Pacific Biosciences, the Menlo Park, CA-based company developing faster and cheaper gene sequencing technology, has filed a regulatory prospectus in which it says it hopes to raise as much as $200 million through an IPO.
The PacBio investors who stand to gain the most from an IPO are Mohr Davidow Ventures (12 percent ownership), Kleiner Perkins Caufield & Byers (9.7 percent), Maverick Capital (9.1 percent), and San Diego-based Gen-Probe (8.6 percent).
Founded in July 2000, PacBio has accumulated a deficit of $255 million through June 30, and still had about $139 million in cash and investments on that date, according to the filing. If the company can entice enough public investors to buy into what it’s selling, PacBio would begin trading under the symbol (NASDAQ: PACB).

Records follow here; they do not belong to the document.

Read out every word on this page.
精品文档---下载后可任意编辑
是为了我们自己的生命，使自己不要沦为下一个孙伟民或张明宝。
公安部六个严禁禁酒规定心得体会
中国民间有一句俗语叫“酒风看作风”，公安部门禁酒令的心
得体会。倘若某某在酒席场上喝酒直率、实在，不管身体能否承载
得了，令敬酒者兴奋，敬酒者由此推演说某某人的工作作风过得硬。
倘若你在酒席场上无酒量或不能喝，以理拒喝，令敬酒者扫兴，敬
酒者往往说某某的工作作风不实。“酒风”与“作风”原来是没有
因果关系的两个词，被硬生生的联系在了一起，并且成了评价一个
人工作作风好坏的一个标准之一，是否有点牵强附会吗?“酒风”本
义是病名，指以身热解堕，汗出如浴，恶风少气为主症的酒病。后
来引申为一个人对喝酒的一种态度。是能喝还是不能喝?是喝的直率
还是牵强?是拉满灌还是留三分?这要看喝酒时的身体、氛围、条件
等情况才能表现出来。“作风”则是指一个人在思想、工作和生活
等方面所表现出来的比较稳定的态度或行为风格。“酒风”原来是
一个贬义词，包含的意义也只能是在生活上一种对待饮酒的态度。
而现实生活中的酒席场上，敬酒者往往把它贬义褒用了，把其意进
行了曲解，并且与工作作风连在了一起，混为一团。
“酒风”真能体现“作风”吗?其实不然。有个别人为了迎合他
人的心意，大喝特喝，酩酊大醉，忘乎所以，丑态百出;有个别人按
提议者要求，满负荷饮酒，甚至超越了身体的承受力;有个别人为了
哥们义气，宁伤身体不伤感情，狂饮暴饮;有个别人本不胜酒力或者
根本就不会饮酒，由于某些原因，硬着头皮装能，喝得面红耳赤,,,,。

The IPO underwriters include JP Morgan, Morgan Stanley, Deutsche Bank, and Piper Jaffray.
The big idea at PacBio, which I described last month when the company said it raised $109 million in venture capital, is to develop new gene sequencing instruments with enough horsepower to deliver the complete genome sequence from a human being in about 15 minutes and for a few hundred dollars. If this can be done on commercial scale, it would be a stunning advance, given the original Human Genome Project took 13 years and cost $3 billion, as PacBio points out in its prospectus.
Making sequencing cheaper and more accessible could enable researchers to run all sorts of experiments exploring the subtle variations in DNA that make people different, and better understand which differences in genetic coding are related to disease and wellness. San Diego-based Gen-Probe invested in PacBio’s technology to turn it into a diagnostic tool.
Given all the new things researchers can do with fast and cheap sequencing, PacBio is betting that the market for its tools will boom. The company, in its IPO prospectus, says the DNA sequencing market is expected to grow from $1.2 billion in 2009 to more than $3.6 billion by 2014, citing figures from Scientia Advisors, a market research and product development consulting firm. PacBio, of course, isn’t the only company with its sights on better/faster/cheaper gene sequencing, as it competes with the likes of Illumina (NASDAQ: ILMN), Life Technologies (NASDAQ: LIFE), Complete Genomics, and others. We’ll be watching to see if PacBio can pull off this big IPO and get more resources for its ambitious idea.